Cristi ( Vlad Ivanov) , policier Roumain corrompu , débarque aux îles Canaries en charge d’y démêler l’affaire du butin du blanchissement de l’argent sale de la drogue, objet d’un trafic international en liaison avec la Mafia Vénézuélienne. Sa mission : aider un groupe mafieux à faire évader Zsolt ( Sabin Tambrea) , un de leurs membres emprisonné qui est le seul à connaître la « planque » du butin convoité. Mais on s’apercevra très vite que l’affaire n’est pas si simple que ça !. Le cinéaste s’il change ici de registre, , reste fidèle à la thématique de son œuvre sur les effets du pouvoir et de la Corruption. Celle dont il a exploré dès son premier long métrage: 12h 08 , à l’Est de Bucarest ( 2006) , le constat sur un pouvoir dominateur et répressif de l’ère Ceaucescu , et que prolongeait au sortir de celle-ci , dans Policier, adjectif ( 2009 ) , son flic idéaliste se battant pour « une justice juste, et contre la corruption ». Mais , les temps changent et ce qui était – hier – révélateur d’un espoir consécutif à une oppression trop longtemps subie, a désormais, laissé place à la désillusion. Et à un retour à une cette même « déshumanisation » dont les effets d’hier, se prolongent aujourd’hui au cœur d’un système mondialisé de rapports de forces et de pouvoir nouveau . Ce « jeu de pouvoir permanent », dans le quel son héros policier désabusé , Cristi, va se retrouver immergé . C’est » un personnage complexe, il pense au départ contrôler les choses mais il se trompe car très vite il est pris dans une tempête, un triangle, un vertige. Il n’est plus maître de son destin… », explique le cinéaste . L’idéalisme d’hier battu en brèche par la corruption généralisée, ayant laissé place à la confusion …et à une complicité avec celle-ci !. Entre gangsters mafieux et flics véreux , les frontières deviennent de plus en plus opaques et , au jeu de rôles et du « qui manipule qui ? », bien malin qui saura dénouer le fil . Le récit porté par la belle idée scénaristique d’un « code » de langage de tradition ancestrale , va devenir le « nec plus ultra » de l’enjeu permettant de brouiller les pistes et de défier les moyens modernes de surveillance et de communication , afin de s’emparer du butin tant convoité . Le « pied de nez « au technologies est jubilatoire , et la mise en abîme passionnante …

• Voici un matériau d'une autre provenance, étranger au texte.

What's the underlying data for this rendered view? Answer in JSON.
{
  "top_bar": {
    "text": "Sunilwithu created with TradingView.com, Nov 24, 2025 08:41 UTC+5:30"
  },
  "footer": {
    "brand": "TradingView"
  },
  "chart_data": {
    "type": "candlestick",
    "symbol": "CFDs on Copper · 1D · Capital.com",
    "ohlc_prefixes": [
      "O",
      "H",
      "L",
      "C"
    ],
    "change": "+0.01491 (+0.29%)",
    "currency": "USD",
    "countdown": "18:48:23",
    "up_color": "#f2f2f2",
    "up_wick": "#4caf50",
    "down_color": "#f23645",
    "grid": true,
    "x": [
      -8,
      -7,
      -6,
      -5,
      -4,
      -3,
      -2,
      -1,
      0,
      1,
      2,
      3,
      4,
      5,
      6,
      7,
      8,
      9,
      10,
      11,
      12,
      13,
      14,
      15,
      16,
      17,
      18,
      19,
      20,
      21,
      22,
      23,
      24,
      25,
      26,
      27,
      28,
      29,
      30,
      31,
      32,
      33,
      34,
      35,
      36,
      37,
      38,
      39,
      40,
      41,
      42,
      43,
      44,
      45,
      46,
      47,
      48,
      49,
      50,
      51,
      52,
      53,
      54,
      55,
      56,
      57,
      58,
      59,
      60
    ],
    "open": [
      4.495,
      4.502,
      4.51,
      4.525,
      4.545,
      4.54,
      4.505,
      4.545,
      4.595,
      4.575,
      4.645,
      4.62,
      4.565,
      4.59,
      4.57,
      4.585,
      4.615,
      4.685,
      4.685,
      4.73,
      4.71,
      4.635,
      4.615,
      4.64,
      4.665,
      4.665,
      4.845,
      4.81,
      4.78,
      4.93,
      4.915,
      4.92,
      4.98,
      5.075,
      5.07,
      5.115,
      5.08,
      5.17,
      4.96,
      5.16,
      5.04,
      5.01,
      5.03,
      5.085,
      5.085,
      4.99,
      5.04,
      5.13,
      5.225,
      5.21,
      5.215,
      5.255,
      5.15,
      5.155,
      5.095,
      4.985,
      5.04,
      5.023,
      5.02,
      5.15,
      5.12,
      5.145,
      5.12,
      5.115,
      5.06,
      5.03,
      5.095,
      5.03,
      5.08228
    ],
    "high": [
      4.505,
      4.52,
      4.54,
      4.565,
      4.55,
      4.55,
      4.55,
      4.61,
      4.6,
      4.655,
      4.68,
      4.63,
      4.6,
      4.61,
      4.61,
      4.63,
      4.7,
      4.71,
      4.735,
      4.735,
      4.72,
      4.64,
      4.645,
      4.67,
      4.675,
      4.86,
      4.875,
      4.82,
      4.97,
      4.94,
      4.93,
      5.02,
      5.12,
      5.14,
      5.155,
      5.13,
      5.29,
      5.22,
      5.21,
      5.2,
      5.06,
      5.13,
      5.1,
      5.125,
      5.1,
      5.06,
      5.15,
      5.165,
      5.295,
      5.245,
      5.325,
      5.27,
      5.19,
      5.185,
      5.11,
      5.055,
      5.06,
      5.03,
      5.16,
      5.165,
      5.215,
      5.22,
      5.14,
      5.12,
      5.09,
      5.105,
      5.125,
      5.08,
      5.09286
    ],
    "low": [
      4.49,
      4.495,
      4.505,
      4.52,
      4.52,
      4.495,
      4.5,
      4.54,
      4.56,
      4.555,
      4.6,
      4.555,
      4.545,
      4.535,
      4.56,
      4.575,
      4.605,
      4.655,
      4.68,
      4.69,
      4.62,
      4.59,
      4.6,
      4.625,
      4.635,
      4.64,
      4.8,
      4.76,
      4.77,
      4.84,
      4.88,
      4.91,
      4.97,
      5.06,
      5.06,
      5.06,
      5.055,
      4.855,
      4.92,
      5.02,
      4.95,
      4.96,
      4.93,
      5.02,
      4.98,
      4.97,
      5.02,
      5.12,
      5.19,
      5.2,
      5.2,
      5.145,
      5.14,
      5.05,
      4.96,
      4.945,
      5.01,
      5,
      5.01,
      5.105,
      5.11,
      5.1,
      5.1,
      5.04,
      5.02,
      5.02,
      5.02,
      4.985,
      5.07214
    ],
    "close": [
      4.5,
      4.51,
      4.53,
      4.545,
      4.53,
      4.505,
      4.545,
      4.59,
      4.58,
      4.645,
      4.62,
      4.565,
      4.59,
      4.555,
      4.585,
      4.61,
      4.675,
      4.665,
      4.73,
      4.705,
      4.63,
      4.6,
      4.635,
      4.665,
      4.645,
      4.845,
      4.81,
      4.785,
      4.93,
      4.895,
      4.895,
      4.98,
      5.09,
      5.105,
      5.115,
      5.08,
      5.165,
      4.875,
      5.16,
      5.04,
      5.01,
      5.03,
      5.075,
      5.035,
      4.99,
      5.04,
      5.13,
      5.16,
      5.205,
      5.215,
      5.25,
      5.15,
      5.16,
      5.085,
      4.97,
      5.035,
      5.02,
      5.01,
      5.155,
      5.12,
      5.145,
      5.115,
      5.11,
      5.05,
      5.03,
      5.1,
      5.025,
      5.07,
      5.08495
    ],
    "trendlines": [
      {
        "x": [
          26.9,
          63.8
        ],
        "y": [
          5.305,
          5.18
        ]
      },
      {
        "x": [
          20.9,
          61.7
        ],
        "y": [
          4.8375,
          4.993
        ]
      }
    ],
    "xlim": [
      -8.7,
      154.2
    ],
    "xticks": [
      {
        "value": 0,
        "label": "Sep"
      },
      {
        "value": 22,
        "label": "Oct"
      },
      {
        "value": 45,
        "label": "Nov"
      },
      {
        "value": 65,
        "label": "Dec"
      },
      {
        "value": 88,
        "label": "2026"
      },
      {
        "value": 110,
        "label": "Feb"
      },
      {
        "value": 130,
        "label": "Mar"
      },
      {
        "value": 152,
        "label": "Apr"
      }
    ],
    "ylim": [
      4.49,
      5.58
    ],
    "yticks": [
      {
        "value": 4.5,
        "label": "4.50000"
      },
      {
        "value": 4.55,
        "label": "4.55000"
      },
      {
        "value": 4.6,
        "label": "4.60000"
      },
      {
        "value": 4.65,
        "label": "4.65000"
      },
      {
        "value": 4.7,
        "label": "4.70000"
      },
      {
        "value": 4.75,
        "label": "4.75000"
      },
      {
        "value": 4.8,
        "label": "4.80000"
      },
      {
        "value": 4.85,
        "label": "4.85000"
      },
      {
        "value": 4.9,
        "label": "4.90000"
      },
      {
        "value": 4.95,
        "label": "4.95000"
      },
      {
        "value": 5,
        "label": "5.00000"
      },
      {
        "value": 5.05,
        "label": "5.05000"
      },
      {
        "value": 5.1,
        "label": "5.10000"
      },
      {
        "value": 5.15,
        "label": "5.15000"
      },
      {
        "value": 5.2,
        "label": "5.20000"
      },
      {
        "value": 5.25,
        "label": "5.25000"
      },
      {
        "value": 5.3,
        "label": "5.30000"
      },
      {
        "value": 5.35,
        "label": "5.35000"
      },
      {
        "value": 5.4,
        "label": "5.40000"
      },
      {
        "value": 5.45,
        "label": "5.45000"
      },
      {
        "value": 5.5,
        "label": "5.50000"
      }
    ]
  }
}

Ce langage, c’est le « silbo» , une forme de communication basée sur les sifflements semblables à des chants d’oiseaux et utilisée depuis des milliers d’années par la population de l’île de La Gomera, une des îles des Canaries . Elle reproduit par le sifflement, le langage parlé ancestral des habitants, leur servant « comme un outil pour les travaux des champs, afin de communiquer dune vallée à l’autre , entre les ravins ou les précipices…du paysage » . ici , il va être utilisé comme arme,afin de permettre de » déjouer » les plans des adversaires , auxquels Cristi va être confronté . Au sein des groupes concernés , où les rivalités sont incessantes et les jeux de dupes sont de mise , ce langage sera le moyen idéal pour contourner et « prévenir » du danger de ces outils modernes de surveillances tous azimuts qui prolifèrent, pour tenter de faire échec aux postulants de tous bords qui veulent s’accaparer, le butin caché du trafic de drogue international Au cœur de ce « détournement » , le cinéaste construit – lui – le sien , où , coups bas et trahisons se multiplient en toile de fond des codes du genre et autres clins- d’oeils cinématographiques saupoudrés au décalage de l’ironie et de l’humour. Dès lors, la dissimulation devient l’art suprême pour échapper à la surveillance et ne pas risquer d’ être suspecté !…d’autant qu’il faudra aussi être vigilants et savoir détecter , les subterfuges utilisés…. pour brouiller les pistes!. Comme l’illustre la belle séquence du commissariat de police, et de celui qui permettra de recueillir des confidences en se soustrayant aux moyens de surveillance … comme le permettra , aussi, plus tard ce langage sifflé dont Cristi apprendra la technique , afin de mettre tous les atouts de son côté pour tenter de démêler l’affaire dans laquelle la « sulfureuse » Gilda ( Catrinel Marlon, épatante ), l’a embarqué !. Cornéliu Porumboiu , nous entraînera lui , dès lors dans un voyage au cœur des codes … comme il l’explique « le langage parlé, un peu comme le cinéma, code la réalité. Alors je me suis mis à jouer avec les codes de genres très différents – du film policier ou film noir, au western en passant par la comédie. Je voulais raconter une histoire avec des personnages qui mentent, qui jouent un double jeu … », dit-il….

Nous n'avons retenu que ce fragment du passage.